Arance e salute dei reni: quanti benefici hanno davvero e quante mangiarne al giorno
L’arancia può essere una buona alleata dei reni, soprattutto per chi deve controllare il potassio nella dieta, ma va consumata con moderazione e preferibilmente intera. Un recente approfondimento pubblicato dal quotidiano argentino La Gaceta spiega perché questa comune agrume meriti attenzione in chi ha problemi renali.
Perché l’arancia può aiutare chi ha problemi ai reni
Uno dei punti chiave messi in evidenza dagli specialisti è il contenuto di acqua molto elevato dell’arancia, circa il 90%. Questo la rende una scelta utile per favorire l’idratazione quotidiana, un aspetto essenziale per il buon funzionamento dei reni.
L’arancia viene presentata come alternativa a frutti più ricchi di potassio, come la banana. Nelle persone con malattia renale, l’eccesso di potassio può non essere eliminato correttamente, con il rischio di accumularsi nel sangue. Per questo motivo, frutti meno carichi di questo minerale risultano spesso preferibili.
Secondo i dati richiamati nell’articolo da una fondazione nutrizionale spagnola, la banana contiene quantità importanti di potassio per porzione, un valore che per chi ha problemi renali deve essere attentamente controllato. L’arancia, pur contenendo anch’essa potassio, viene considerata una scelta più gestibile, sempre nel quadro di una dieta impostata dal medico o dal nutrizionista.
Oltre al contenuto di acqua, l’arancia apporta vitamina C, flavonoidi e betacarotene, nutrienti che rientrano abitualmente nei modelli di alimentazione considerati sani. Non si tratta però di una “cura” per i reni, quanto di un alimento che può integrarsi in modo equilibrato nell’alimentazione di chi deve fare attenzione alla funzione renale.
Quante arance al giorno se si hanno problemi ai reni
Gli esperti interpellati da La Gaceta insistono su un punto: la moderazione è fondamentale.
Per chi soffre di malattia renale o di altre patologie che richiedono un controllo del potassio, la raccomandazione indicata è di limitarsi a circa una arancia al giorno. Questa quantità, in genere, permette di beneficiare dell’apporto di acqua e nutrienti senza sovraccaricare l’organismo.
Un altro aspetto importante riguarda la forma in cui si consuma l’arancia:
- Frutto intero: è la scelta preferibile, perché conserva la fibra e una quota più completa di vitamine e minerali.

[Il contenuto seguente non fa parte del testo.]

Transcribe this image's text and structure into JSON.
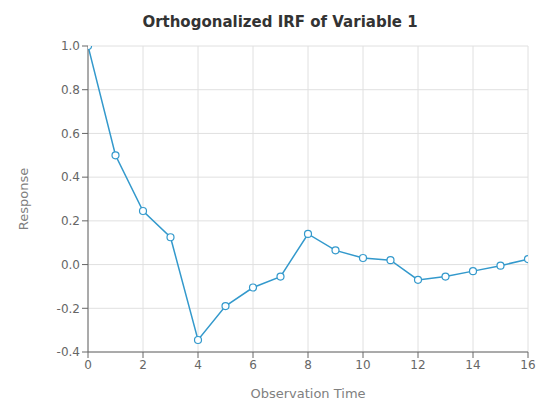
{
  "chart_data": {
    "type": "line",
    "title": "Orthogonalized IRF of Variable 1",
    "xlabel": "Observation Time",
    "ylabel": "Response",
    "x": [
      0,
      1,
      2,
      3,
      4,
      5,
      6,
      7,
      8,
      9,
      10,
      11,
      12,
      13,
      14,
      15,
      16
    ],
    "values": [
      1.0,
      0.5,
      0.245,
      0.125,
      -0.345,
      -0.19,
      -0.105,
      -0.055,
      0.14,
      0.065,
      0.03,
      0.02,
      -0.07,
      -0.055,
      -0.03,
      -0.005,
      0.025
    ],
    "color": "#3399CC",
    "marker": "circle",
    "xlim": [
      0,
      16
    ],
    "ylim": [
      -0.4,
      1.0
    ],
    "xticks": [
      0,
      2,
      4,
      6,
      8,
      10,
      12,
      14,
      16
    ],
    "yticks": [
      -0.4,
      -0.2,
      {
        "value": 0,
        "label": "0.0"
      },
      0.2,
      0.4,
      0.6,
      0.8,
      {
        "value": 1,
        "label": "1.0"
      }
    ],
    "grid": true
  }
}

- Succo di arancia: anche se molto diffuso a colazione, viene considerato meno vantaggioso dal punto di vista nutrizionale, perché la spremitura riduce la fibra e può alterare il rapporto tra zuccheri e nutrienti.
Per chi non ha problemi renali, il consumo può essere più libero e inserirsi nella normale varietà di frutta raccomandata nelle linee guida alimentari, come ricordato anche dalle indicazioni del Ministero della Salute sulla sana alimentazione. Resta comunque valida l’idea di non esagerare con i succhi e di privilegiare sempre la frutta intera.

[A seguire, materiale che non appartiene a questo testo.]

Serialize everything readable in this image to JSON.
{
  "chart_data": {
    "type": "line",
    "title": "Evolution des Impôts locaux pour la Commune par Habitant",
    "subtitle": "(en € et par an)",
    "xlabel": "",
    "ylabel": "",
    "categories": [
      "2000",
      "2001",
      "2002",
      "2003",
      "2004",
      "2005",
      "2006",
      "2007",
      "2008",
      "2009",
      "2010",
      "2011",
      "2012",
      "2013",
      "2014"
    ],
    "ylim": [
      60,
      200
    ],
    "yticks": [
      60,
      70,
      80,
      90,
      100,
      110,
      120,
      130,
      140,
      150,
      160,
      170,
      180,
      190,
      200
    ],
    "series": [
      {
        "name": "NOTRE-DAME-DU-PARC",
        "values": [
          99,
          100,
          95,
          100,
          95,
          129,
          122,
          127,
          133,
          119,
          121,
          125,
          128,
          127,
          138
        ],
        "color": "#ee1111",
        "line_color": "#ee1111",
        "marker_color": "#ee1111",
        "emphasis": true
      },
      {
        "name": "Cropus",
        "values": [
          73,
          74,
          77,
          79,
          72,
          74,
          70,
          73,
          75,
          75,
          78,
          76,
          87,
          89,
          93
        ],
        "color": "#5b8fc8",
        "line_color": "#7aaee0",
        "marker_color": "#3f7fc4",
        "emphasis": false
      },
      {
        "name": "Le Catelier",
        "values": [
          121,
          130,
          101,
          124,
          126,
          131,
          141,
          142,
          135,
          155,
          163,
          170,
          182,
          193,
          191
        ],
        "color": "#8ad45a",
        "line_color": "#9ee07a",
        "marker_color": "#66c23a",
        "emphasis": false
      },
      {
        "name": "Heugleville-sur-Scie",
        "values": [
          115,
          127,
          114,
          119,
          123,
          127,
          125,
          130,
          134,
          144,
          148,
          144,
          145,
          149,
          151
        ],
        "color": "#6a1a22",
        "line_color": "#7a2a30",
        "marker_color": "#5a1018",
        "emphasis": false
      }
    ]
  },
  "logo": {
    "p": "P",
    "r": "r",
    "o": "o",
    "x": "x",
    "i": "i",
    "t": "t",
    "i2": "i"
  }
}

Arancia nella dieta quotidiana: come inserirla senza esagerare
L’arancia è molto presente nelle abitudini alimentari: colazioni, merende, dessert, insalate di frutta, dolci e persino marmellate. Proprio perché è così comune, è facile perderne di vista le quantità.
Gli specialisti ricordano che:
- una arancia al giorno può essere un riferimento prudente per chi ha problemi ai reni;
- per chi non ha patologie note, l’arancia può rientrare tranquillamente nel consumo quotidiano di frutta, purché ci sia varietà e si alterni con altri frutti di stagione;
- chi ha una diagnosi di malattia renale dovrebbe sempre confrontarsi con il proprio nefrologo o dietista, come suggerito anche da realtà dedicate alla salute renale come la Fondazione Italiana del Rene.
Un altro punto sottolineato dagli esperti è che la scelta dell’arancia non sostituisce le indicazioni mediche su farmaci, controlli periodici o altre restrizioni dietetiche (come quelle su sale, proteine o liquidi totali). Si tratta di un tassello in più in un quadro più ampio di gestione della malattia.
Consiglio pratico
Per chi desidera prendersi cura dei reni a tavola, l’arancia può essere una buona opzione, soprattutto se:
- viene consumata intera e non solo sotto forma di succo;
- si rispettano le quantità suggerite, in particolare una al giorno per chi ha già problemi renali;
- si inserisce in una dieta varia, bilanciata e seguita da un professionista della salute.
In caso di dubbi su potassio, quantità di frutta o alimenti da evitare, è sempre opportuno confrontarsi con il proprio medico curante o con uno specialista in nutrizione clinica, in modo da adattare anche il consumo di arance alla situazione personale.